Most surgeons retire in their early to mid-60s, with the average retirement age for general surgeons sitting around 63. But there’s no single cutoff, and a growing number of surgeons are working well past that point. An estimated 20,000 actively practicing surgeons in the United States are older than 70, and roughly 16.5% of all general surgeons are 65 or older.
The Average Retirement Age
The average retirement age for general surgeons has been climbing over time. In 1984, it was about 60. By the mid-1990s, it had risen to nearly 63. That upward trend has continued as surgeons stay healthier longer, face financial pressures, and in many cases simply want to keep working. Specialty doesn’t appear to make much difference. A large population-based study of physicians found no significant variation in retirement age between surgical, medical, and primary care specialties.
These averages, though, mask a wide range. Some surgeons step away in their late 50s due to burnout or physical strain. Others operate into their 70s with no decline in outcomes. The decision is deeply individual, shaped by health, finances, geography, family demands, and how a surgeon feels in the operating room day to day.
No Mandatory Retirement Age in the U.S.
The United States does not impose a mandatory retirement age on physicians or surgeons. The American College of Surgeons explicitly opposes one, stating that the onset and rate of age-related decline varies too much from person to person. Their position is that objective assessment of fitness should replace any fixed age cutoff.
Other countries take a different approach. India mandates retirement at 65. China and Russia set it at 60 for men and 55 for women. Pakistan, Spain, British Columbia, and Australia draw the line at 70. In the U.S., individual hospitals can set their own bylaws around credentialing and competency review, but a hard retirement age is rare.
How Age Affects Surgical Performance
The relationship between a surgeon’s age and patient outcomes isn’t a simple downward slope. Research shows a U-shaped pattern: complication rates are somewhat higher among the youngest surgeons (who are still building experience), drop during mid-career, and then gradually rise again in later years. But surgical volume matters more than age. High-volume surgeons maintained consistent outcomes until past age 70, while low-volume surgeons showed measurable increases in complications after 55.
The American College of Surgeons notes that gradual declines in overall health, physical dexterity, and cognition generally increase after 60. Studies on senior surgeons confirm that attention, reaction time, and visual learning and memory do decline with age. The tricky part is that surgeons’ own perception of their cognitive abilities doesn’t always match their actual performance. Some surgeons who felt sharp were showing measurable decline, while others who worried about slipping were performing just fine. This gap is one reason professional organizations have pushed for formal, objective competency assessments rather than relying on self-evaluation.
Competency Testing Over Age Limits
Rather than picking an age and forcing surgeons out, the American College of Surgeons recommends a comprehensive, career-long testing strategy for all surgeons and trainees regardless of age.
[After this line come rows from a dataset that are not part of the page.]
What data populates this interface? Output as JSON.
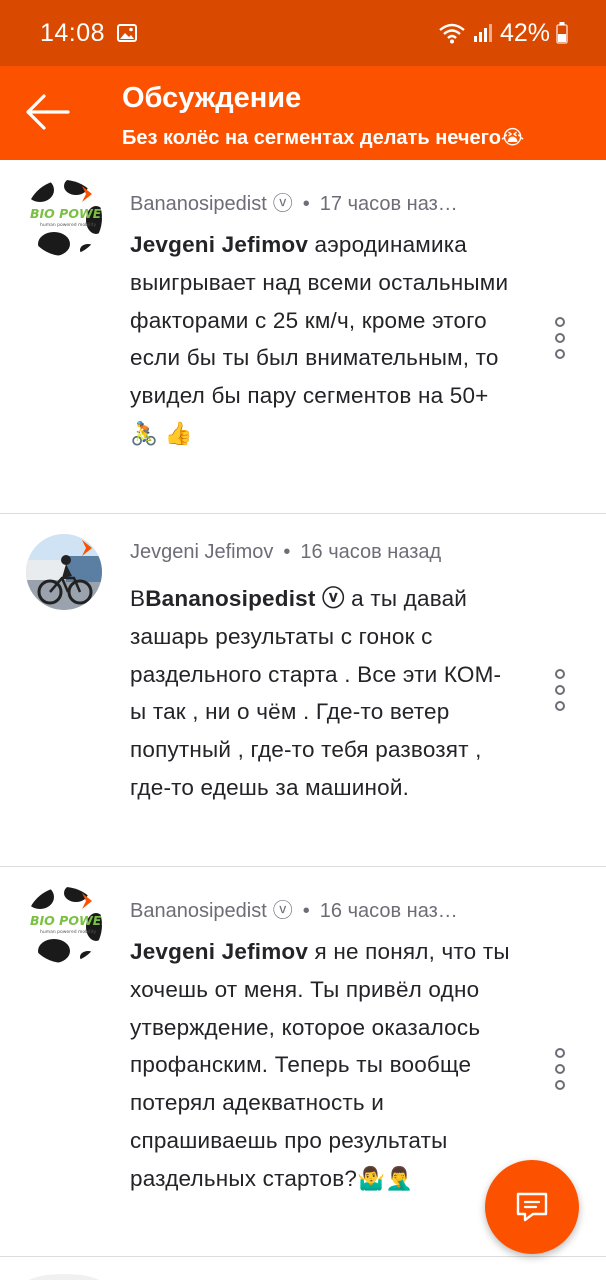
{
  "status_bar": {
    "time": "14:08",
    "battery": "42%",
    "icons": [
      "gallery-icon",
      "wifi-icon",
      "signal-icon",
      "battery-icon"
    ]
  },
  "header": {
    "title": "Обсуждение",
    "subtitle": "Без колёс на сегментах делать нечего😭",
    "back_icon": "arrow-left-icon"
  },
  "colors": {
    "brand": "#fc5200",
    "status_bar": "#d94a00",
    "text": "#242428",
    "meta": "#6d6d78",
    "divider": "#dcdcdc"
  },
  "comments": [
    {
      "author": "Bananosipedist",
      "verified": "ⓥ",
      "separator": "•",
      "time": "17 часов наз…",
      "avatar": "bio-power-logo",
      "mention": "Jevgeni Jefimov",
      "prefix": "",
      "text": " аэродинамика выигрывает над всеми остальными факторами с 25 км/ч, кроме этого если бы ты был внимательным, то увидел бы пару сегментов на 50+ 🚴 👍"
    },
    {
      "author": "Jevgeni Jefimov",
      "verified": "",
      "separator": "•",
      "time": "16 часов назад",
      "avatar": "cyclist-photo",
      "mention": "Bananosipedist ⓥ",
      "prefix": "В",
      "text": "  а ты давай зашарь результаты с гонок с раздельного старта . Все эти КОМ-ы так , ни о чём . Где-то ветер попутный , где-то тебя развозят , где-то едешь за машиной."
    },
    {
      "author": "Bananosipedist",
      "verified": "ⓥ",
      "separator": "•",
      "time": "16 часов наз…",
      "avatar": "bio-power-logo",
      "mention": "Jevgeni Jefimov",
      "prefix": "",
      "text": " я не понял, что ты хочешь от меня. Ты привёл одно утверждение, которое оказалось профанским. Теперь ты вообще потерял адекватность и спрашиваешь про результаты раздельных стартов?🤷‍♂️🤦‍♂️"
    }
  ],
  "fab": {
    "icon": "comment-icon"
  }
}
They specifically advise against using age as a trigger for competency testing, arguing it introduces bias and stigma. Instead, they want ongoing professional practice evaluations built into hospital credentialing processes for everyone, from residents to senior surgeons.
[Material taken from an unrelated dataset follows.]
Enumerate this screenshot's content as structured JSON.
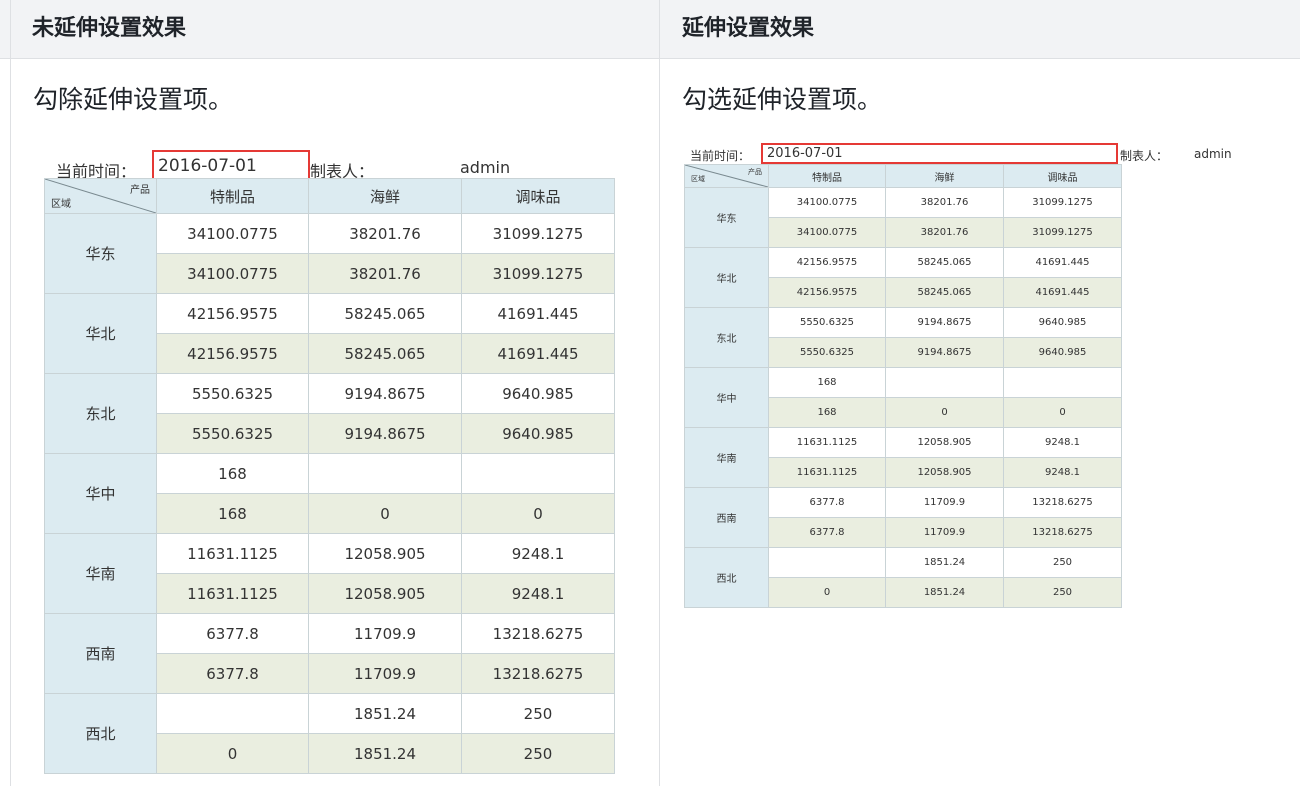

Several neurocognitive assessment tools exist that could be incorporated into these evaluations, though they still need further validation to confirm how well they predict actual surgical performance. The goal is to catch meaningful decline early, whether it happens at 58 or 78, without penalizing surgeons who remain fully capable.
What Surgeons Do After They Stop Operating
Retirement from the operating room doesn’t necessarily mean retirement from medicine. Many surgeons transition into non-operative roles as their surgical volume decreases. Teaching is one of the most common paths: senior surgeons mentor new faculty, supervise residents, and lead simulation training. Others shift toward research, administration, or consulting. Some take on shared practice arrangements with younger colleagues, gradually reducing their caseload while remaining active in a department.
This kind of late-career transition can benefit both the surgeon and the institution. Decades of clinical judgment and pattern recognition don’t disappear when someone puts down a scalpel. The challenge is that these transitions are rarely formalized. Without a defined retirement age, academic surgeons are encouraged to develop their own transition plans as they approach the later stages of their careers, but many institutions lack structured pathways to make that happen smoothly.
Why Some Surgeons Retire Early
Financial security, health problems, and family demands are the most commonly cited reasons surgeons leave practice. But burnout plays a significant role too, particularly in high-intensity specialties with demanding call schedules. The physical toll of surgery is real: standing for hours, maintaining fine motor control, and managing the stress of high-stakes decisions compounds over a career spanning 25 to 35 years.
Interestingly, some retired surgeons may have continued working if they’d had objective evidence that their cognitive abilities were still intact. The uncertainty itself, not knowing whether you’re still sharp enough, pushes some surgeons toward retirement earlier than necessary. Reliable, routine competency assessments could keep skilled surgeons in practice longer by giving them confidence that their performance hasn’t slipped.